On 01/08/2015 09:22 PM, Jayson Hurst wrote:
I am trying to figure out why a policy that was written on RHEL 6.0
doesn't work the same on RHEL 6.5.
I have a policy whose domain is vasd_t
I am using the userdomain.if interface call which is supposed to give
the domain access to create directories in the home dir root with the
user home directory type.
userdom_home_filetrans_user_home_dir(vasd_t)
Which calls:
files_home_filetrans($1, user_home_dir_t, dir)
Which calls:
filetrans_pattern($1, home_root_t, $2, $3)
Which is defined as:
allow $1 $2:dir rw_dir_perms;
type_transition $1 $2:$4 $3;
I would expect this to allow me to create a new directory in /home
which is of type home_root_t, but what I am seeing is that the new
homedir is being created with the type of home_root_t and not
user_home_dir_t as expected.
I have also tried not calling the interface methods and defining it by
hand as:
allow vasd_t home_root_t:dir rw_dir_perms;
type_transition vasd_t home_root_t:dir user_home_dir_t;
I have also tried calling userdom_create_user_home_dirs(vasd_t)
sesearch shows:
$ sesearch -AC | grep 'allow vasd_t' | grep ': dir' | grep home_root_t
allow vasd_t home_root_t : dir { ioctl read write getattr lock
add_name remove_name search open } ;
The way the daemon works that is associated to the vasd_t domain is
that it calls a script that does the actual creation of the homedir. I
believe the problem lies in this fact that perhaps the script isn't
being invoked in a way to give it proper creation rights.

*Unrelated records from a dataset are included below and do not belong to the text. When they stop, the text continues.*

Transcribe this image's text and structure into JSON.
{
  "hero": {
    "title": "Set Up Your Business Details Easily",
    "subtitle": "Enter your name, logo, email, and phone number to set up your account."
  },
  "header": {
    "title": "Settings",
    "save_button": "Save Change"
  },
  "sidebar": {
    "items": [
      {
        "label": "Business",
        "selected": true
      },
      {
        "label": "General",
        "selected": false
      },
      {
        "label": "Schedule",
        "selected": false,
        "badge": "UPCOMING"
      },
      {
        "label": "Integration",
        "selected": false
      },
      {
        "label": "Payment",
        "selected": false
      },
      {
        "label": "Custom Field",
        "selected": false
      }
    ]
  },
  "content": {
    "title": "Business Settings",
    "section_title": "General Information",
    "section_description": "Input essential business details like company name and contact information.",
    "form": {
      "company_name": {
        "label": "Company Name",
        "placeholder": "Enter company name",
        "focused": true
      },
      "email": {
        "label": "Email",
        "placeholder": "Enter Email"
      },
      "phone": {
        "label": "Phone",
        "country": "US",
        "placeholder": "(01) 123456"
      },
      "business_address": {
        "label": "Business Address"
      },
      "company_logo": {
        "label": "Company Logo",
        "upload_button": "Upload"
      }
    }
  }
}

Like I said this use to work in RHEL 6.0 but now I cannot seem to get
it to work in 6.5. Any help would be appreciated. I don't know what I
am missing here.
--
selinux mailing list
selinux(a)lists.fedoraproject.org
https://admin.fedoraproject.org/mailman/listinfo/selinux
You should only need.
userdom_home_filetrans_user_home_dir(vasd_t)
You need to look at your transition rules.